8. I believe aligning functions to cacheline boundaries is a default flag at higher optimization levels. I'm pretty sure that they did the analysis before enabling this by default. x86 NOP flexibility is superior to ARM (as is its ability to avoid them entirely), but the cause is the weirdness of the x86 ISA and I think it's an overall net negative.
Loads of x86 instructions are microcode only. Use one and it'll be thousands of cycles. They remain in microcode because nobody uses them, so why even try to optimize and they aren't used because they are dog slow. How would you collect data about this? Nothing will ever change unless someone pours in millions of dollars in man-hours into attempting to speed it up, but why would anyone want to do that?
Optimizing for a local maxima rather than a global maxima happens all over technology and it happens exactly because of the data-driven approach you are talking about. Look for the hot code and optimize it without regard that there may be a better architecture you could be using instead. Many successes relied on an intuitive hunch.

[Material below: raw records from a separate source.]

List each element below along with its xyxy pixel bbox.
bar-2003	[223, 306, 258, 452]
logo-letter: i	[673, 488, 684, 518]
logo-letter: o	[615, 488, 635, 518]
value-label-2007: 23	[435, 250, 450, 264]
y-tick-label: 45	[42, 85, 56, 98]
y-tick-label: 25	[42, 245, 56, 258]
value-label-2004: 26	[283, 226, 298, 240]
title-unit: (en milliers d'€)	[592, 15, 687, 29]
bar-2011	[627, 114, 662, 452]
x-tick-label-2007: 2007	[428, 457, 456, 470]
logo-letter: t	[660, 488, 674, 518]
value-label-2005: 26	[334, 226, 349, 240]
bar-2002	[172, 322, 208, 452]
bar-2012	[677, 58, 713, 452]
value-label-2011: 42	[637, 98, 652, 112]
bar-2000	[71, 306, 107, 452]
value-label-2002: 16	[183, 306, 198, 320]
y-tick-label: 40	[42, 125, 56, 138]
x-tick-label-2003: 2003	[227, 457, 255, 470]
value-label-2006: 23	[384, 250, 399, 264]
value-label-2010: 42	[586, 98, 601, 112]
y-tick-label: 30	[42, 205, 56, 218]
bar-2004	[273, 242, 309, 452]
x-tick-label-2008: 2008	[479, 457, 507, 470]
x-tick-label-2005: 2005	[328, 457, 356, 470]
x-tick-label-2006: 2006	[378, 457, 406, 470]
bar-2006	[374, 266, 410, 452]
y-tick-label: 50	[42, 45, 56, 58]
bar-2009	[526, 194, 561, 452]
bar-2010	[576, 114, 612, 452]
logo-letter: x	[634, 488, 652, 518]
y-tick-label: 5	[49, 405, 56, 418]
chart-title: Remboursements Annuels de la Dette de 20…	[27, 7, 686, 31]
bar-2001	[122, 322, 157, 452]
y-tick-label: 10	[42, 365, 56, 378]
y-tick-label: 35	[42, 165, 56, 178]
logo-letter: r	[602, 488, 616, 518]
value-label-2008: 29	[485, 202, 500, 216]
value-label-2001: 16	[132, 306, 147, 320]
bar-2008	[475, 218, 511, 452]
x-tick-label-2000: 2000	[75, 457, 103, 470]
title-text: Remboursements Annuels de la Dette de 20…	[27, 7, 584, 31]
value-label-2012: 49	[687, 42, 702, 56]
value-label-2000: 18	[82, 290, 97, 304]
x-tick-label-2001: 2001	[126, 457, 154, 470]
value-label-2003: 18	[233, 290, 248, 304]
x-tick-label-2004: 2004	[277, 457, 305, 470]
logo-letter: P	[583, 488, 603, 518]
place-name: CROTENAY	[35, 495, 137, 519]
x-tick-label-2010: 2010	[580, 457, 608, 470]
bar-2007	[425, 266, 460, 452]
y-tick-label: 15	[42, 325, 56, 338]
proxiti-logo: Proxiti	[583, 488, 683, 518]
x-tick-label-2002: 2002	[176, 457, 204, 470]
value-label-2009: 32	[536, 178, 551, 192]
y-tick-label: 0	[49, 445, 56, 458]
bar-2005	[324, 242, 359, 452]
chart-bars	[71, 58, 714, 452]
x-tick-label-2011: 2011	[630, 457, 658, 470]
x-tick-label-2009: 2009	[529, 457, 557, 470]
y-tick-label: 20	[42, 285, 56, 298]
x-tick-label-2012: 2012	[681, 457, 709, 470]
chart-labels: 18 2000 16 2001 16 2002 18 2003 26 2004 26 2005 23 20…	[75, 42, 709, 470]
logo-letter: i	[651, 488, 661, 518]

ISA history has a ton of examples. iAPX432 super-CISC, the RISC movement, branch delay slots, register windows, EPIC/VLIW, Bulldozer's CMT, or even the Mill design. All of these were attempts to find new maxima with greater or lesser degrees of success. When you look into these, pretty much NONE of them had any real data to drive them because there wasn't any data until they'd actually started work.
clamchowder|1 year ago
Arm's predecoded L1i cache is not "free" and can't be filled with simple data moves. You need predecode logic to translate raw instruction bytes into an intermediate format. If Arm expanded predecode to handle fusion cases in A715, that predecode logic is likely more complex than in proir generations.
2. Size/area is different from power consumption. Also the decoder is far from the only change. The BTBs were changed from 2 to 3 level, and that can help efficiency (could make a smaller L2 BTB with similar latency, while a slower third level keeps capacity up). TLBs are bigger, probably reducing page walks. Remember page walks are memory accesses and the paper earlier showed data transfers count for a large percentage of dynamic power.

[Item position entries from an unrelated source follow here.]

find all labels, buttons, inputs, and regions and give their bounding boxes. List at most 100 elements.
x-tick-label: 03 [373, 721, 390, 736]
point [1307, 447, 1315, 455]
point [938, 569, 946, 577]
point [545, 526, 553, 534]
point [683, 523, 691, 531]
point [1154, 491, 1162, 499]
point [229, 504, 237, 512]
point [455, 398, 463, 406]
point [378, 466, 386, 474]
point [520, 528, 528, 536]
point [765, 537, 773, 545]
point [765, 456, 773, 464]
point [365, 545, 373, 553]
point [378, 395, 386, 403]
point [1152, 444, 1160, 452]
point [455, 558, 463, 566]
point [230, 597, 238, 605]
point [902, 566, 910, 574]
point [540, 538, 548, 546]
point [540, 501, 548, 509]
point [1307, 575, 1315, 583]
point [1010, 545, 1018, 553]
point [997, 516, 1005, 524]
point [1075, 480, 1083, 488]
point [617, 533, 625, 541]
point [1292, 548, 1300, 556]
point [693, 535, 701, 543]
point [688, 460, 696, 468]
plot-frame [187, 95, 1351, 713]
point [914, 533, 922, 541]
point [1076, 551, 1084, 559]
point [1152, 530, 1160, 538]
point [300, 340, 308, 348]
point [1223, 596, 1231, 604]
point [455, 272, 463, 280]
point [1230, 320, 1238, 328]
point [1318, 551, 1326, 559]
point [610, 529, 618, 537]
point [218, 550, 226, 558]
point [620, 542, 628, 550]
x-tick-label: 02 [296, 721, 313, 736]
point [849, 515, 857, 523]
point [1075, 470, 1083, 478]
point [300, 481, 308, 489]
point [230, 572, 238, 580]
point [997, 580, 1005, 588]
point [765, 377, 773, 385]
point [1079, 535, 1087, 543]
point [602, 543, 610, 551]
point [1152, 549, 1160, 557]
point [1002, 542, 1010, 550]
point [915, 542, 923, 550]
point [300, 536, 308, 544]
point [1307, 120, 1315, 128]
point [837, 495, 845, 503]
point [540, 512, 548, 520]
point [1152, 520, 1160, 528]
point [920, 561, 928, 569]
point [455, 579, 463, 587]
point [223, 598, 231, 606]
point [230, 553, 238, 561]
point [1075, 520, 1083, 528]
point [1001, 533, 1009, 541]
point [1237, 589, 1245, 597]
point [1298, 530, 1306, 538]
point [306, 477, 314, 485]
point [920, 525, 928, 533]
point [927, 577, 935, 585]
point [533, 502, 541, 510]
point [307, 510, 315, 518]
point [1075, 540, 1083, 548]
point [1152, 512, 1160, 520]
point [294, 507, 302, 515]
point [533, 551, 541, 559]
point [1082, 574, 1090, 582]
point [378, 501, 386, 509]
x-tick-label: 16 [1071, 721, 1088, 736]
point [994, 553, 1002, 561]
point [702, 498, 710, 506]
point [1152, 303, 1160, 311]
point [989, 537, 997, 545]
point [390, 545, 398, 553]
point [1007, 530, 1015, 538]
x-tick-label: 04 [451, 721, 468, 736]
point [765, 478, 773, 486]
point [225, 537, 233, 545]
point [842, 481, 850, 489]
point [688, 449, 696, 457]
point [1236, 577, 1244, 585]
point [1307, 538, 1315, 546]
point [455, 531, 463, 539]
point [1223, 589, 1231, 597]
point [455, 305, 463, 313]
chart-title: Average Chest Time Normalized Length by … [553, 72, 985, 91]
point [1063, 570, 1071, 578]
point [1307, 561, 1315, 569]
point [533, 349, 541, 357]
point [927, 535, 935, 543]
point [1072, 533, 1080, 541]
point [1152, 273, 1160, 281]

4. IMO no one is really RISC or CISC these days
8. Sure you can align the function or not. I don't think it matters except in rare corner cases on very old cores. Not sure why you think it's an overall net negative. "feeling weird" does not make for solid analysis.
Most x86 instructions are not microcode only. Again, check your data with performance counters. Microcoded instructions are in the extreme minority. Maybe microcoded instructions were more common in 1978 with the 8086, but a few things have changed between then and now. Also microcoded instructions do not cost thousands of cycles, have you checked? i.e. a gather is ~22 micro ops on Haswell, from https://uops.info/table.html Golden Cove does it in 5-7 uops.

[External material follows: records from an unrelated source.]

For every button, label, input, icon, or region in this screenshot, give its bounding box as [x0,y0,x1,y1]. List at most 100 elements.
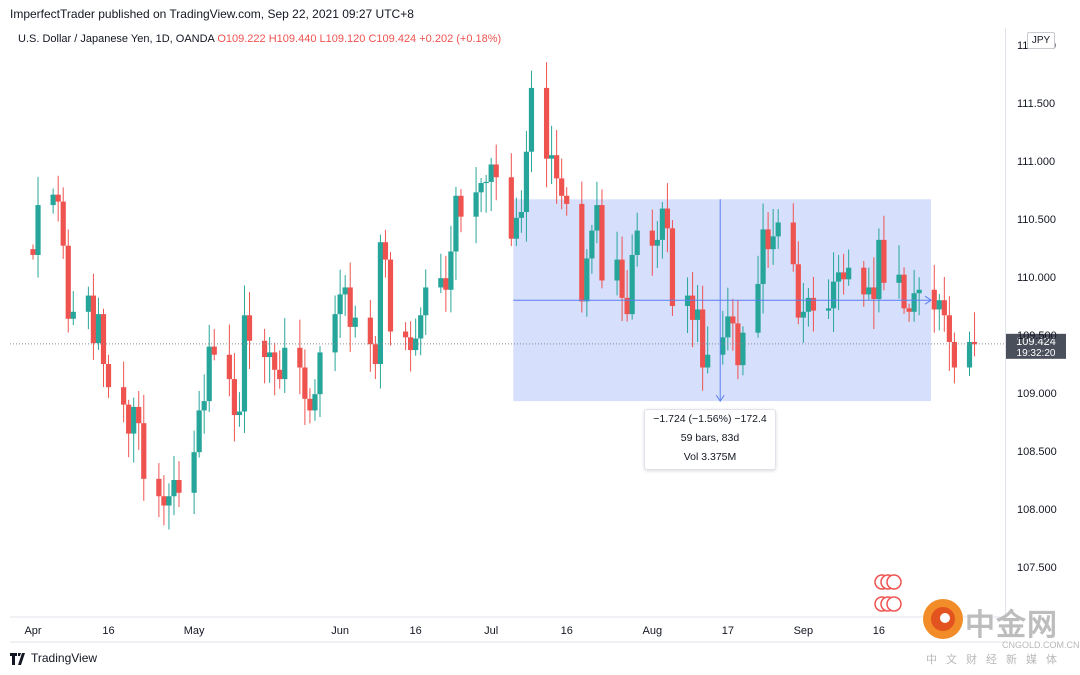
candle-body [418,315,424,339]
candle [705,326,711,374]
candle [689,272,696,348]
candle [765,212,771,268]
candle [367,299,373,372]
candle-body [941,300,947,316]
candle-body [599,205,605,281]
candle-body [312,394,318,411]
candle-body [126,404,132,434]
candle [90,273,97,360]
candle [790,203,796,272]
candle [654,221,660,269]
candle-body [705,354,711,368]
candle [861,260,867,307]
event-marker-icon [886,574,902,590]
candle [795,241,801,325]
candle [126,399,132,458]
y-tick-label: 109.500 [1017,330,1057,342]
candle-body [518,212,524,218]
tradingview-logo[interactable]: TradingView [10,651,97,665]
watermark-tagline: 中文财经新媒体 [926,653,1066,666]
candle [549,125,555,185]
candle-body [171,480,177,497]
candle-body [60,201,66,246]
candle [201,374,207,434]
candle-body [332,314,338,353]
candle-body [624,297,630,315]
candle-body [760,229,766,284]
candle-body [458,195,464,217]
candle-body [543,87,550,159]
candle [720,310,726,365]
candle [951,332,958,384]
candle-body [50,194,56,206]
candle-body [936,300,942,310]
candle-body [408,337,414,351]
candle [50,188,56,214]
candle-body [805,297,811,312]
candle-body [730,316,736,324]
candle-body [95,314,102,344]
candle [332,295,338,372]
x-tick-label: May [184,625,205,637]
candle [246,292,253,369]
candle-body [951,341,958,368]
candle [241,285,248,434]
candle [906,303,912,322]
candle-body [191,452,197,493]
candle [523,130,530,242]
candle [297,319,303,395]
x-tick-label: 16 [102,625,114,637]
x-tick-label: Aug [643,625,663,637]
publisher-line: ImperfectTrader published on TradingView… [10,7,414,21]
candle [377,234,384,389]
candle-body [282,347,288,380]
candle [458,189,464,233]
candle-body [211,346,217,355]
candle-body [317,352,323,395]
candle [513,197,519,247]
candles [30,62,978,530]
candle [770,208,776,265]
candle [453,186,459,281]
candle [171,455,177,516]
candle-body [508,177,514,239]
x-tick-label: 16 [410,625,422,637]
candle [176,461,182,508]
candle-body [876,239,882,300]
candle-body [85,295,91,312]
candle [659,202,665,259]
candle [372,336,378,380]
candle [836,254,842,311]
arrow-down-icon [715,394,725,403]
candle-body [267,352,273,358]
candle [946,296,952,371]
candle-body [775,222,781,237]
candle-body [136,406,142,424]
y-tick-label: 110.500 [1017,214,1056,226]
candle-body [795,264,801,318]
candle [634,212,640,267]
candle [387,252,394,346]
candle [70,291,76,326]
candle-body [695,309,701,320]
economic-events-icon [874,574,902,612]
legend-change: +0.202 (+0.18%) [419,33,502,45]
x-tick-label: 16 [561,625,573,637]
candle [876,228,882,313]
candle-body [241,315,248,412]
branding-text: TradingView [31,651,98,665]
candle-body [201,401,207,411]
candle [382,229,389,278]
candle [730,298,736,351]
candle-body [654,239,660,246]
candle [896,245,902,299]
candle [775,209,781,249]
symbol-legend: U.S. Dollar / Japanese Yen, 1D, OANDA O1… [18,33,501,45]
currency-label[interactable]: JPY [1027,32,1055,49]
measure-volume: Vol 3.375M [683,451,737,463]
candle [100,308,107,388]
candle [95,297,102,350]
candle-body [438,278,444,288]
candle [594,181,600,244]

ISA history has a lot of failed examples where people tried to lean on the ISA to simplify the core architecture. EPIC/VLIW, branch delay slots, and register windows have all died off. Mill is a dumb idea and never went anywhere. Everyone has converged on big OoO machines for a reason, even though doing OoO execution is really complex.
If you're interested in cases where ISA does matter, look at GPUs. VLIW had some success there (AMD Terascale, the HD 2xxx to 6xxx generations). Static instruction scheduling is used in Nvidia GPUs since Kepler. In CPUs ISA really doesn't matter unless you do something that actively makes an OoO implementation harder, like register windows or predication.